Factual error: During the scene in which Bond escapes from MI6 custody, after inducing drop in heartbeat, he seizes the defibrillator paddles and uses them to shock the two male orderlies. However, only one of those paddles would have administered a shock; the other one is only there to form a circuit for the electric charge, therefore, at best it should only have shocked one of the orderlies. (00:25:15)
Factual error: Towards the end of the film as the helicopter tumbles through the sky after it has fallen out of the plane, Jinx looks back from the cockpit and sees the diamonds in a neat pile spilling out of the door. Surely if the helicopter has been tumbling through the sky, they would be scattered all over the place. (01:59:10)
Factual error: The 'Vauxhall Cross' Tube Station appears to be on the south bank next to Westminster Bridge across from Parliament, but it is a Piccadilly Line station, which does not cross the Thames. You can tell from the tilework because it was filmed in Aldwych, which is a real, abandoned station on the Piccadilly Line - there is a sign that reads 'Piccadilly Line' in one shot. (01:03:35)

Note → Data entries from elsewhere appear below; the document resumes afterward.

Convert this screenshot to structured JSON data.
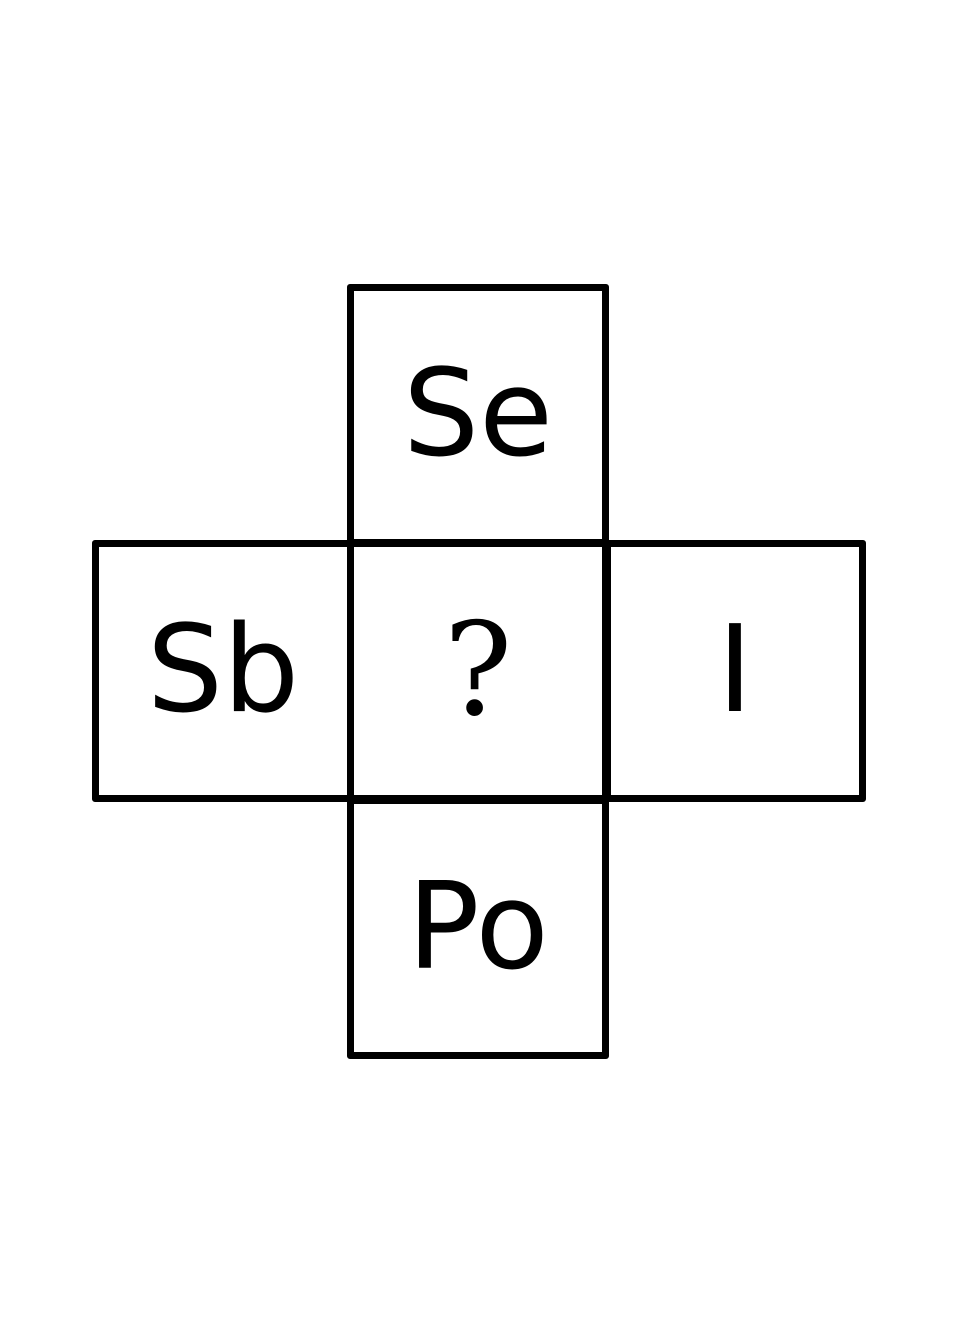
{
  "grid": {
    "top": "Se",
    "left": "Sb",
    "center": "?",
    "right": "I",
    "bottom": "Po"
  },
  "colors": {
    "border": "#000000",
    "text": "#000000",
    "background": "#ffffff"
  }
}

Factual error: In the scene where Korean military officers are looking at a map of the Korean Peninsula (ignoring for a moment that the Koreans' map is in English), the map's description of the body of water between the Korean Peninsula and the Japanese Archipelago is a glaring error to anyone who knows about East Asian history. Most of the world knows of this body of water as the "Sea of Japan," but both North and South Korea have always called it by its historic name, the East Sea. The South Koreans are actively involved - with some considerable success - in an effort to get cartographers, governments, and international organizations to change the name back to East Sea, or at least have both Sea of Japan and East Sea recognized. At any rate, since the issue involves a good deal of lingering resentment owing to Japan's brutal forty-year occupation of Korea, absolutely no Korean-made map would label this body of water only as "Sea of Japan."
Factual error: In the hovercraft chase scene at the beginning, when the Korean hovercraft flips over and hits the small bunker, it can be seen that it's got a flat, metal body on the underside - but they should have lift fans there; with no lift fans, they would not be able to float at all. (00:09:35)
Factual error: Hovercrafts would set off the land mines. Land mines have a pressure limit that has to be exceeded to set it off. This is normally around 5 kilos so that they aren't set off by rabbits and what not. A hover craft would exert more than 5 kilos of down force. So the land mines should still go off, but they don't.Ssiscool
Factual error: If you watch the DVD release of this film with the MI6 Datafeed enabled a remark pops up telling the audience the large aircaft that Bond, Jinx etc are flying in is an Antonov 225 'Myria', 'The largest operating aircraft in the World'. The aircraft which is used in the film is actually an Antonov 124 which is smaller than the AN225, only has a single tail fin,(the 225 has two),and only has 4 engines, (the 225 has six).
Factual error: When Icarus is shooting at Bond when he's escaping in the rocket sled, in the orbital shots, Icarus doesn't appear to be hitting Iceland - looks more like it's hitting Britain.
Factual error: In the scene with the mining lasers, Mr.Kill positions a laser to be able to cut off Jinx's head. If you'll notice, the laser is still on and firing as he moves it. The way it spins down to get by Jinx, the trajectory would have already cut through Jinx. And even if not, it would have damaged the table she is on. However, when it cuts to the next shot showing the laser next to her head, there is no damage to the table, except to where the laser is directly contacting the table at that moment. No other damage is visible, despite it being on while being moved into position.Quantom X
Factual error: The invisible car cannot possibly work as it is described in the film, by projecting an image of things that are 'behind' the car onto the side that is being viewed. This ignores parallax effects - the things that are 'behind' the car change, depending on the distance and angle from which the car is being viewed. Two people standing next to each other, on the same side of the car, would need to see two entirely different images projected.